Aquela noite se divertiria um pouco com as moedas ganhas com pouco esforço.
Vaughn Casterwill, roleplayed by Maria_madalena
Vaughn Casterwill ficou a ver o homem desaparecer entregue aos seus próprios pensamentos.

A última luz do dia estendia-se por aquela rua, alongando sombras e distorcendo silhuetas, o movimento não era muito e, tirando a ocasional carroça de mercador, apenas alguns homens se deslocavam por ali, uns poucos até mesmo com o rosto coberto. Um olhar mais atento revelou-lhe que todos os estabelecimentos da rua tinham propósitos similares aos da Casa da Babilónia, e os transeuntes desejavam tanto como ele enterrar-se entre as carnes quentes de uma mulher.

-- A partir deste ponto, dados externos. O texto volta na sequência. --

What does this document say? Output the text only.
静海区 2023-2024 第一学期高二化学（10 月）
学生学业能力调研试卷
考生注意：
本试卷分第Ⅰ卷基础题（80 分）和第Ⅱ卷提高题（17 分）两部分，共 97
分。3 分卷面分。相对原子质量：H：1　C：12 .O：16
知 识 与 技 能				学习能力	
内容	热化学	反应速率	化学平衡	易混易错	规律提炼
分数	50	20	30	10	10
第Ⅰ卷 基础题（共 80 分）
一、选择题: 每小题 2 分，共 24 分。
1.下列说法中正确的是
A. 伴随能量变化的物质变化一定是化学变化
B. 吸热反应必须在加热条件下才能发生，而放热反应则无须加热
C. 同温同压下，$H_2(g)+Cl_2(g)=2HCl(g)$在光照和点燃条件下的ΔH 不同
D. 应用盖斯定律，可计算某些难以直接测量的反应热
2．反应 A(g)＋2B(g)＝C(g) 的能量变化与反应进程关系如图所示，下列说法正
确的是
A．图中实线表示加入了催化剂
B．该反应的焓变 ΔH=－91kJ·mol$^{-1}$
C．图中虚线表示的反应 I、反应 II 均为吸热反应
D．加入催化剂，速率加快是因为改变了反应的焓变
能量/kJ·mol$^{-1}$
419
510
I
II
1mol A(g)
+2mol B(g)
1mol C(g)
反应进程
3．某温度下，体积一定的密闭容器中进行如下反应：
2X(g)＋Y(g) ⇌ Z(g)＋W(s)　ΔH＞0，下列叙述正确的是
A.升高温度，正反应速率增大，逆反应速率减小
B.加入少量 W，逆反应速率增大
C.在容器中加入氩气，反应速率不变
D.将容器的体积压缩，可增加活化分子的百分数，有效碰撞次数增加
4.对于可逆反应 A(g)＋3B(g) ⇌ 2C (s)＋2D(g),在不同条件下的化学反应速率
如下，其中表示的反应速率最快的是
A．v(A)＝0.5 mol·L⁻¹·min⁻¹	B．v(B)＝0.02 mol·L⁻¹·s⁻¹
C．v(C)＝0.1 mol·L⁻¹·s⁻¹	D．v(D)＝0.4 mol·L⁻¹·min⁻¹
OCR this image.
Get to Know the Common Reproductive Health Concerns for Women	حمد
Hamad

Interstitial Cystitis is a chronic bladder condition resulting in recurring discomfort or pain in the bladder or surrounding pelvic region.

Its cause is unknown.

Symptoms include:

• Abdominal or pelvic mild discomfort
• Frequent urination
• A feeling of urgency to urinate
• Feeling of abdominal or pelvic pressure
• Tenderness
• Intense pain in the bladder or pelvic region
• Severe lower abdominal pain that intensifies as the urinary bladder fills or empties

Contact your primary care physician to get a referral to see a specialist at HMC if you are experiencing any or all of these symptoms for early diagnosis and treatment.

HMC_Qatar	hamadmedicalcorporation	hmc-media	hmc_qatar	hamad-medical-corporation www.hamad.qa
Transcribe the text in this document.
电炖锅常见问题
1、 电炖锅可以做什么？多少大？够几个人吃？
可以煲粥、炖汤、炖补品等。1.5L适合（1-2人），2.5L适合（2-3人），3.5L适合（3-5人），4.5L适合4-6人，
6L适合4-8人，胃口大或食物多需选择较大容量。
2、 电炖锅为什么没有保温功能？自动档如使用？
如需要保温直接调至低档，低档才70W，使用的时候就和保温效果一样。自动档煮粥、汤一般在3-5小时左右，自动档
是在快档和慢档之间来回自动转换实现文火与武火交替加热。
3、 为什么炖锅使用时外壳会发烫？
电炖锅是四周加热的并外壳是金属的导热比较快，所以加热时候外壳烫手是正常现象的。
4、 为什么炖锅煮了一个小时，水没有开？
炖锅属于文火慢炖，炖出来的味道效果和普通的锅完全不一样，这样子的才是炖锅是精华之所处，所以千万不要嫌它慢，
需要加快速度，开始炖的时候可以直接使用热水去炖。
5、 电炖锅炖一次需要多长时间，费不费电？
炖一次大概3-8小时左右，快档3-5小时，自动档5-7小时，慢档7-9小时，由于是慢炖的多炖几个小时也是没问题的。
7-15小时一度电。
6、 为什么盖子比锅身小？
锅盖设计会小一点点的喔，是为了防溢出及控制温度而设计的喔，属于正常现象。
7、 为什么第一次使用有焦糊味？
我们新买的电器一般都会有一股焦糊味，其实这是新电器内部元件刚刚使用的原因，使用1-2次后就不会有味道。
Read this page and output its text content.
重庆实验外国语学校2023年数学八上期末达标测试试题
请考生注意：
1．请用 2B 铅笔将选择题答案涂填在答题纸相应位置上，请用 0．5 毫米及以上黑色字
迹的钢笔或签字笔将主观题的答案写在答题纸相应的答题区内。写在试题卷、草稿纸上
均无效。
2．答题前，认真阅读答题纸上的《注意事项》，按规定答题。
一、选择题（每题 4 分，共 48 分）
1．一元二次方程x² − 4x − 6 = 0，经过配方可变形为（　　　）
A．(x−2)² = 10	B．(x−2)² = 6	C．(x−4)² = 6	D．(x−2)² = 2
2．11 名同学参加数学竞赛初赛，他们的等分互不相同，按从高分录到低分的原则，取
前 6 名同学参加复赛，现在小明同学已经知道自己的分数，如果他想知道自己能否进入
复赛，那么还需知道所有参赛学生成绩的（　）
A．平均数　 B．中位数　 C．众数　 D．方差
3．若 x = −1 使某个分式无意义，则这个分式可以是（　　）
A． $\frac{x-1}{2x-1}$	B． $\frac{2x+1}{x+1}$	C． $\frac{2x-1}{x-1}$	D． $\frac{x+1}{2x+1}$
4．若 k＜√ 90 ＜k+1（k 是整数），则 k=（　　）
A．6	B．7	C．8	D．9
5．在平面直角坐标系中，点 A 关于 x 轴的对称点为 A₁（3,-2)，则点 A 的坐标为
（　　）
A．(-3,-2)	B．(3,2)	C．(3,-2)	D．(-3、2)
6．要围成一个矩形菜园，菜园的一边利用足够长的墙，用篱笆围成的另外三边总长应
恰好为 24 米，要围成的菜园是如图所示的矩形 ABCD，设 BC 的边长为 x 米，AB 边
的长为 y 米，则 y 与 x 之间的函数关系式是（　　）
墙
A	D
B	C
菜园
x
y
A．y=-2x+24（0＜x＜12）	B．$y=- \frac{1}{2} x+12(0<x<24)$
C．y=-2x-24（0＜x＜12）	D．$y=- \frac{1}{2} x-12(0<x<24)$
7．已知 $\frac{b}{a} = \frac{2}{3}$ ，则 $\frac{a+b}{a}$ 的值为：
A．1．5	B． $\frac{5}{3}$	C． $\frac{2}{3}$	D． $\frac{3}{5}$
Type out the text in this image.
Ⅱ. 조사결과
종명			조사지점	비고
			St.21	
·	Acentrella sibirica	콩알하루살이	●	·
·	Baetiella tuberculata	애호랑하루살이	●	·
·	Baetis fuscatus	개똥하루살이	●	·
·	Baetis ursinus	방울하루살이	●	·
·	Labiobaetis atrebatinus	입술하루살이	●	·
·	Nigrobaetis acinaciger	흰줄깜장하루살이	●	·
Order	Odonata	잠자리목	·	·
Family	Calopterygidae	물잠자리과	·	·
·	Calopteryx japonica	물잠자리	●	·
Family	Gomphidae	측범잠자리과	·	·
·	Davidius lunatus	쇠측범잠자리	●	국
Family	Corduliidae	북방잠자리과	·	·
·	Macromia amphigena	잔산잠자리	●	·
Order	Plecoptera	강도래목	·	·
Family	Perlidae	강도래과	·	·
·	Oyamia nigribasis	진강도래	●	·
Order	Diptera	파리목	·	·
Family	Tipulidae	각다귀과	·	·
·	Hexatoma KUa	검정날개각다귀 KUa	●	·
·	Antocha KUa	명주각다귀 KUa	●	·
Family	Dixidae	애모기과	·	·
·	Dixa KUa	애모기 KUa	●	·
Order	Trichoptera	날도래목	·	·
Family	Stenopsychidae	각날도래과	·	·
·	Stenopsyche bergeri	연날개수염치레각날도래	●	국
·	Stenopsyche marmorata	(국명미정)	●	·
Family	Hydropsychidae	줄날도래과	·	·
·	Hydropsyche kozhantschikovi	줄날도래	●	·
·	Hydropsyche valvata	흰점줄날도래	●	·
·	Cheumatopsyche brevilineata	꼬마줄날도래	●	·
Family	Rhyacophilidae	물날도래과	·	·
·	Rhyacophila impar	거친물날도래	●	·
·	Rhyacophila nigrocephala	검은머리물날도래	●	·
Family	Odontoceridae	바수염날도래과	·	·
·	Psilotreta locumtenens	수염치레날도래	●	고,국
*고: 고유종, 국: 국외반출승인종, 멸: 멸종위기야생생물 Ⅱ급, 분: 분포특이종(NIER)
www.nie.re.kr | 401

Demorou-se mais algum tempo com aquelas divagações, não porque sentisse necessidade de pensar, mas porque a cautela assim o recomendava. No bolso das calças, amarrotada e envelhecida, estava a última carta que trocara com a Madame da Casa da Babilónia. O negócio fora tratado e fechado havia tempo, as espias Casterwill continuavam a movimentar-se discretamente dentro da Babilónia, mantendo um olhar apertado sobre os inimigos do clã em terras lusas e fingindo submissão à Madame. A pobre mulher julgava-se protegida, oferecendo uma virgem para fechar o acordo. Um sorriso matreiro surgiu no rosto do herdeiro Casterwill.

Tal como combinado, Vaughn não entraria pela porta principal. Entrando numa viela estreita paralela ao edifício, contornou-o até estar de frente para as traseiras. Ali o silêncio era total e não se viva vivalma. Uma porta discreta, meia escondida entre ramos frondosos de hera, era a única possibilidade de entrada. Em passo determinado aproximou-se e colocou a mão direita sobre o puxador fazendo pressão e sentindo-o ceder.